In Ireland, you can find rain and fog at any time of the year, but the summer months are when you're most likely to enjoy warm, sunny days. It's also when Dublin is most crowded as backpackers and students flock into the city. If you go in spring, the cold of winter has dissipated and the summer hoards have yet to arrive. Plus, the country is at its most lush and green in April and May.

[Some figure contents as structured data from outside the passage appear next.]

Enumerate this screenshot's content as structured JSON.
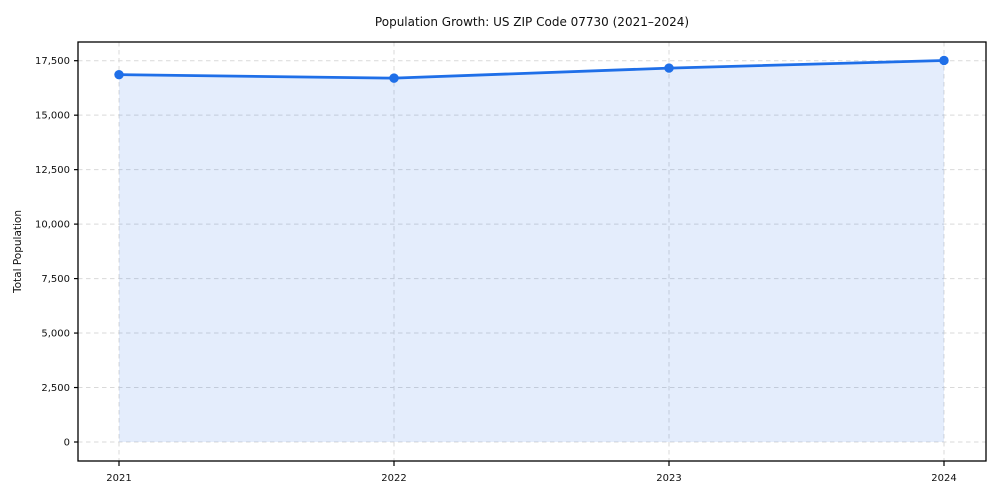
{
  "figure": {
    "background": "#ffffff"
  },
  "chart_data": {
    "type": "line",
    "title": "Population Growth: US ZIP Code 07730 (2021–2024)",
    "xlabel": "",
    "ylabel": "Total Population",
    "categories": [
      "2021",
      "2022",
      "2023",
      "2024"
    ],
    "series": [
      {
        "name": "Total Population",
        "values": [
          16860,
          16700,
          17160,
          17510
        ]
      }
    ],
    "ylim": [
      0,
      17500
    ],
    "y_ticks": {
      "values": [
        0,
        2500,
        5000,
        7500,
        10000,
        12500,
        15000,
        17500
      ],
      "labels": [
        "0",
        "2,500",
        "5,000",
        "7,500",
        "10,000",
        "12,500",
        "15,000",
        "17,500"
      ]
    },
    "grid": true,
    "grid_style": "dashed",
    "legend": "none",
    "area_fill": true,
    "markers": true,
    "colors": {
      "line": "#1f6fe8",
      "marker": "#1f6fe8",
      "area": "rgba(31,111,232,0.12)",
      "grid": "#d9d9d9",
      "spine": "#000000",
      "text": "#111111"
    }
  }
}
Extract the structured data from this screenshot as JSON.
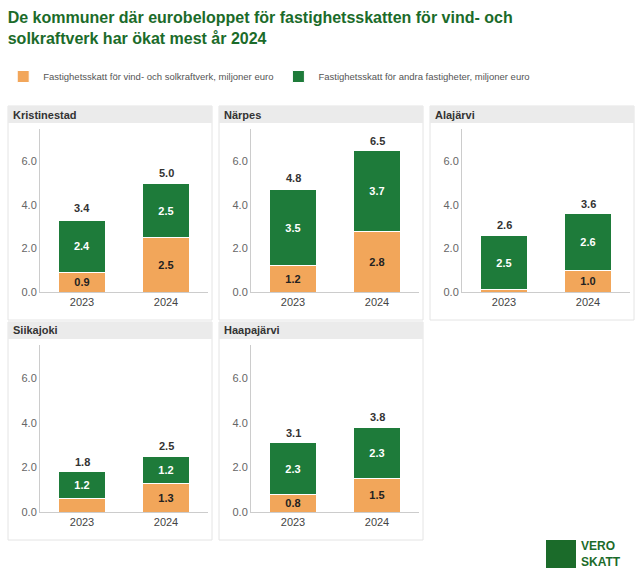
{
  "title": [
    "De kommuner där eurobeloppet för fastighetsskatten för vind- och",
    "solkraftverk har ökat mest år 2024"
  ],
  "legend": "top-left",
  "logo": [
    "VERO",
    "SKATT"
  ],
  "chart_data": [
    {
      "type": "bar",
      "title": "Kristinestad",
      "stacked": true,
      "data_labels": true,
      "grid": false,
      "categories": [
        "2023",
        "2024"
      ],
      "series": [
        {
          "name": "Fastighetsskatt för vind- och solkraftverk, miljoner euro",
          "color": "#f2a65a",
          "values": [
            0.9,
            2.5
          ],
          "value_labels": [
            "0.9",
            "2.5"
          ]
        },
        {
          "name": "Fastighetsskatt för andra fastigheter, miljoner euro",
          "color": "#1e7b3a",
          "values": [
            2.4,
            2.5
          ],
          "value_labels": [
            "2.4",
            "2.5"
          ]
        }
      ],
      "totals": [
        3.4,
        5
      ],
      "total_labels": [
        "3.4",
        "5.0"
      ],
      "ylim": [
        0,
        7.5
      ],
      "yticks": [
        {
          "value": 0,
          "label": "0.0"
        },
        {
          "value": 2,
          "label": "2.0"
        },
        {
          "value": 4,
          "label": "4.0"
        },
        {
          "value": 6,
          "label": "6.0"
        }
      ]
    },
    {
      "type": "bar",
      "title": "Närpes",
      "stacked": true,
      "data_labels": true,
      "grid": false,
      "categories": [
        "2023",
        "2024"
      ],
      "series": [
        {
          "name": "Fastighetsskatt för vind- och solkraftverk, miljoner euro",
          "color": "#f2a65a",
          "values": [
            1.2,
            2.8
          ],
          "value_labels": [
            "1.2",
            "2.8"
          ]
        },
        {
          "name": "Fastighetsskatt för andra fastigheter, miljoner euro",
          "color": "#1e7b3a",
          "values": [
            3.5,
            3.7
          ],
          "value_labels": [
            "3.5",
            "3.7"
          ]
        }
      ],
      "totals": [
        4.8,
        6.5
      ],
      "total_labels": [
        "4.8",
        "6.5"
      ],
      "ylim": [
        0,
        7.5
      ],
      "yticks": [
        {
          "value": 0,
          "label": "0.0"
        },
        {
          "value": 2,
          "label": "2.0"
        },
        {
          "value": 4,
          "label": "4.0"
        },
        {
          "value": 6,
          "label": "6.0"
        }
      ]
    },
    {
      "type": "bar",
      "title": "Alajärvi",
      "stacked": true,
      "data_labels": true,
      "grid": false,
      "categories": [
        "2023",
        "2024"
      ],
      "series": [
        {
          "name": "Fastighetsskatt för vind- och solkraftverk, miljoner euro",
          "color": "#f2a65a",
          "values": [
            0.1,
            1.0
          ],
          "value_labels": [
            null,
            "1.0"
          ]
        },
        {
          "name": "Fastighetsskatt för andra fastigheter, miljoner euro",
          "color": "#1e7b3a",
          "values": [
            2.5,
            2.6
          ],
          "value_labels": [
            "2.5",
            "2.6"
          ]
        }
      ],
      "totals": [
        2.6,
        3.6
      ],
      "total_labels": [
        "2.6",
        "3.6"
      ],
      "ylim": [
        0,
        7.5
      ],
      "yticks": [
        {
          "value": 0,
          "label": "0.0"
        },
        {
          "value": 2,
          "label": "2.0"
        },
        {
          "value": 4,
          "label": "4.0"
        },
        {
          "value": 6,
          "label": "6.0"
        }
      ]
    },
    {
      "type": "bar",
      "title": "Siikajoki",
      "stacked": true,
      "data_labels": true,
      "grid": false,
      "categories": [
        "2023",
        "2024"
      ],
      "series": [
        {
          "name": "Fastighetsskatt för vind- och solkraftverk, miljoner euro",
          "color": "#f2a65a",
          "values": [
            0.6,
            1.3
          ],
          "value_labels": [
            null,
            "1.3"
          ]
        },
        {
          "name": "Fastighetsskatt för andra fastigheter, miljoner euro",
          "color": "#1e7b3a",
          "values": [
            1.2,
            1.2
          ],
          "value_labels": [
            "1.2",
            "1.2"
          ]
        }
      ],
      "totals": [
        1.8,
        2.5
      ],
      "total_labels": [
        "1.8",
        "2.5"
      ],
      "ylim": [
        0,
        7.5
      ],
      "yticks": [
        {
          "value": 0,
          "label": "0.0"
        },
        {
          "value": 2,
          "label": "2.0"
        },
        {
          "value": 4,
          "label": "4.0"
        },
        {
          "value": 6,
          "label": "6.0"
        }
      ]
    },
    {
      "type": "bar",
      "title": "Haapajärvi",
      "stacked": true,
      "data_labels": true,
      "grid": false,
      "categories": [
        "2023",
        "2024"
      ],
      "series": [
        {
          "name": "Fastighetsskatt för vind- och solkraftverk, miljoner euro",
          "color": "#f2a65a",
          "values": [
            0.8,
            1.5
          ],
          "value_labels": [
            "0.8",
            "1.5"
          ]
        },
        {
          "name": "Fastighetsskatt för andra fastigheter, miljoner euro",
          "color": "#1e7b3a",
          "values": [
            2.3,
            2.3
          ],
          "value_labels": [
            "2.3",
            "2.3"
          ]
        }
      ],
      "totals": [
        3.1,
        3.8
      ],
      "total_labels": [
        "3.1",
        "3.8"
      ],
      "ylim": [
        0,
        7.5
      ],
      "yticks": [
        {
          "value": 0,
          "label": "0.0"
        },
        {
          "value": 2,
          "label": "2.0"
        },
        {
          "value": 4,
          "label": "4.0"
        },
        {
          "value": 6,
          "label": "6.0"
        }
      ]
    }
  ]
}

What Is There to Do in Dublin?
First-time visitors to Dublin are often blown away by its beautiful quays, lively ambiance, and the natural friendliness of the locals. Dublin Castle isn't the biggest or most impressive castle in Europe, but it dates back to Viking times and is one of the most important buildings in Ireland. Trinity College was founded by the original Queen Elizabeth and you shouldn't miss it, not just for its impressive architecture but also its monumental library, home to the nearly 2,000-year-old Book of Kells. Even though you can visit Irish pubs all over the world, it isn't the same as downing a pint in an Irish pub in Ireland. Temple Bar is the most famous, but you'll get a more local experience at one of the other downtown locales. And for the true fans of Irish beverages, the Guinness and Jameson factories are obligatory stops. Not only will you learn about the process of how these iconic drinks are made, but you're likely to leave a bit tipsy.